EdgarAllanPoeThis was not the poem I intended to read this morning. I wanted to read something by Poe and was planning to read “The Conqueror Worm,” but as I was flipping through my volume of The Complete Tales and Poems, I came across this sonnet. The title caught my eye, particularly since it was Mother’s Day recently. I decided to read this one instead.

The rhyming scheme of the poem is that of a Shakespearean sonnet: a-b-a-b, c-d-c-d, e-f-e-f, g-g; with the last two lines forming a rhyming couplet. Since it is short, I figured I would include the poem in the blog post rather than link to it.

Because I feel that, in the Heavens above,
The angels, whispering to one another,
Can find, among their burning terms of love,
None so devotional as that of “Mother,”
Therefore by that dear name I long have called you—
You who are more than mother unto me,
And fill my heart of hearts, where Death installed you
In setting my Virginia’s spirit free.
My mother—my own mother, who died early,
Was but the mother of myself; but you
Are mother to the one I loved so dearly,
And thus are dearer than the mother I knew
By that infinity with which my wife
Was dearer to my soul than its soul-life.

This sonnet is directed toward Poe’s mother-in-law, the mother of his wife Virginia. Poe’s birth mother died early and it seems that he viewed his mother-in-law as the one who filled that maternal void in his life. He also expresses gratitude for the fact that she brought Virginia into the world, the person who is dearest to his soul.

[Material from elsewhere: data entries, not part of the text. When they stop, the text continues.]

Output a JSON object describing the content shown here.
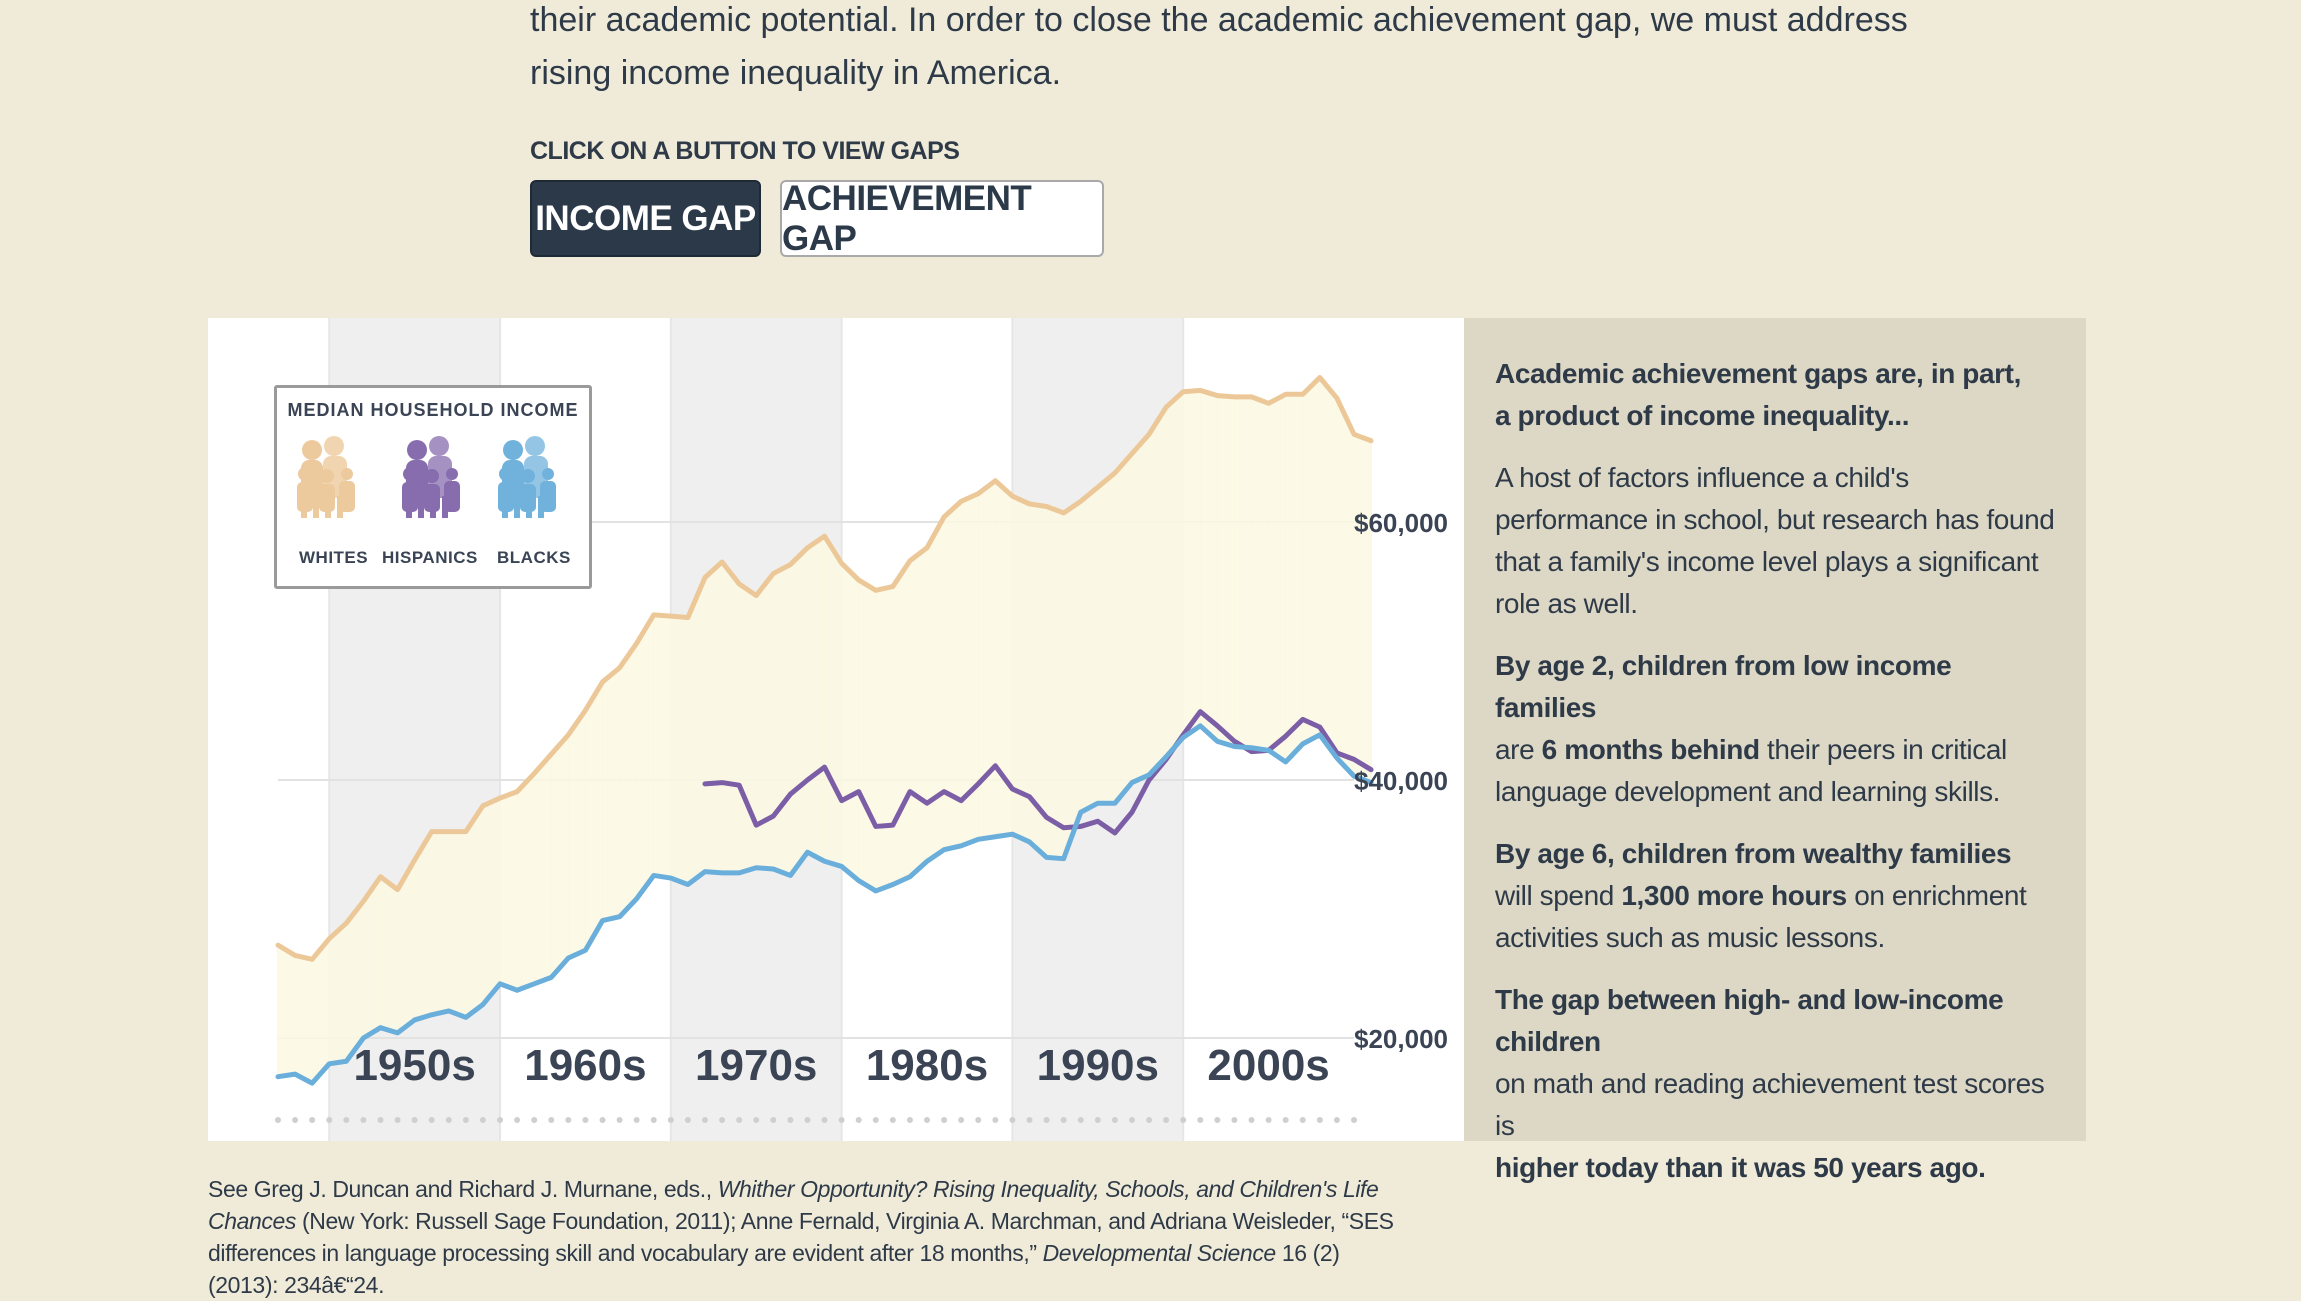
{
  "intro": {
    "line1": "their academic potential. In order to close the academic achievement gap, we must address",
    "line2": "rising income inequality in America."
  },
  "buttons": {
    "caption": "CLICK ON A BUTTON TO VIEW GAPS",
    "income_gap": "INCOME GAP",
    "achievement_gap": "ACHIEVEMENT GAP"
  },
  "legend": {
    "title": "MEDIAN HOUSEHOLD INCOME",
    "whites": "WHITES",
    "hispanics": "HISPANICS",
    "blacks": "BLACKS"
  },
  "colors": {
    "whites": "#ecc899",
    "hispanics": "#7b5ea6",
    "blacks": "#6aaedb",
    "fill": "#fbf9e3",
    "button_active": "#2c3949"
  },
  "side_panel": {
    "heading_line1": "Academic achievement gaps are, in part,",
    "heading_line2": "a product of income inequality...",
    "p1": "A host of factors influence a child's performance in school, but research has found that a family's income level plays a significant role as well.",
    "p2_bold_a": "By age 2, children from low income families",
    "p2_text_a": "are ",
    "p2_bold_b": "6 months behind",
    "p2_text_b": " their peers in critical language development and learning skills.",
    "p3_bold_a": "By age 6, children from wealthy families",
    "p3_text_a": "will spend ",
    "p3_bold_b": "1,300 more hours",
    "p3_text_b": " on enrichment activities such as music lessons.",
    "p4_bold_a": "The gap between high- and low-income children",
    "p4_text_a": "on math and reading achievement test scores is",
    "p4_bold_b": "higher today than it was 50 years ago."
  },
  "footnote": {
    "t1": "See Greg J. Duncan and Richard J. Murnane, eds., ",
    "i1": "Whither Opportunity? Rising Inequality, Schools, and Children's Life Chances",
    "t2": " (New York: Russell Sage Foundation, 2011); Anne Fernald, Virginia A. Marchman, and Adriana Weisleder, “SES differences in language processing skill and vocabulary are evident after 18 months,” ",
    "i2": "Developmental Science",
    "t3": " 16 (2) (2013): 234â€“24."
  },
  "chart_data": {
    "type": "line",
    "x_tick_labels": [
      "1950s",
      "1960s",
      "1970s",
      "1980s",
      "1990s",
      "2000s"
    ],
    "y_tick_labels": [
      "$60,000",
      "$40,000",
      "$20,000"
    ],
    "y_ticks": [
      60000,
      40000,
      20000
    ],
    "ylim": [
      12000,
      72000
    ],
    "xlim": [
      1947,
      2010
    ],
    "shaded_decades": [
      "1950s",
      "1970s",
      "1990s"
    ],
    "grid": true,
    "legend": "top-left",
    "series": [
      {
        "name": "WHITES",
        "start_year": 1947,
        "values": [
          27200,
          26400,
          26100,
          27700,
          28900,
          30600,
          32500,
          31500,
          33800,
          36000,
          36000,
          36000,
          38000,
          38600,
          39100,
          40500,
          42000,
          43500,
          45400,
          47600,
          48700,
          50600,
          52800,
          52700,
          52600,
          55700,
          56900,
          55200,
          54300,
          56000,
          56700,
          58000,
          58900,
          56800,
          55500,
          54700,
          55000,
          57000,
          58000,
          60400,
          61600,
          62200,
          63200,
          62000,
          61400,
          61200,
          60700,
          61600,
          62700,
          63800,
          65300,
          66800,
          68900,
          70100,
          70200,
          69800,
          69700,
          69700,
          69200,
          69900,
          69900,
          71200,
          69600,
          66800,
          66300
        ]
      },
      {
        "name": "HISPANICS",
        "start_year": 1972,
        "values": [
          39700,
          39800,
          39600,
          36500,
          37200,
          38900,
          40000,
          41000,
          38400,
          39100,
          36400,
          36500,
          39100,
          38200,
          39100,
          38400,
          39700,
          41100,
          39300,
          38700,
          37100,
          36300,
          36400,
          36800,
          35900,
          37500,
          40000,
          41600,
          43500,
          45300,
          44200,
          43000,
          42200,
          42300,
          43400,
          44700,
          44100,
          42100,
          41600,
          40800
        ]
      },
      {
        "name": "BLACKS",
        "start_year": 1947,
        "values": [
          17000,
          17200,
          16500,
          18000,
          18200,
          20000,
          20800,
          20400,
          21400,
          21800,
          22100,
          21600,
          22600,
          24200,
          23700,
          24200,
          24700,
          26200,
          26800,
          29100,
          29400,
          30800,
          32600,
          32400,
          31900,
          32900,
          32800,
          32800,
          33200,
          33100,
          32600,
          34400,
          33700,
          33300,
          32200,
          31400,
          31900,
          32500,
          33700,
          34600,
          34900,
          35400,
          35600,
          35800,
          35200,
          34000,
          33900,
          37500,
          38200,
          38200,
          39800,
          40400,
          41800,
          43300,
          44200,
          43000,
          42600,
          42500,
          42300,
          41400,
          42800,
          43500,
          41700,
          40300,
          39800
        ]
      }
    ]
  }
}
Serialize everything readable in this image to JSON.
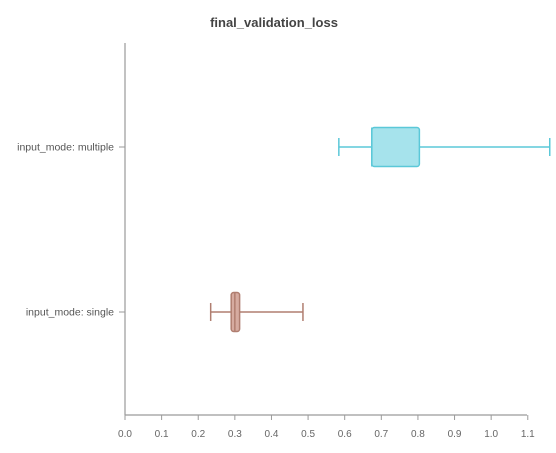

I can relate to this poem. My mother died young and her passing left an empty space in my being. Anyone who has experienced the death of a mother knows that this loss is not something that heals quickly, nor can it be immediately filled. But it seems that Poe found someone who was caring and nurturing enough to fill that void. I guess that it was no coincidence that I discovered this poem today.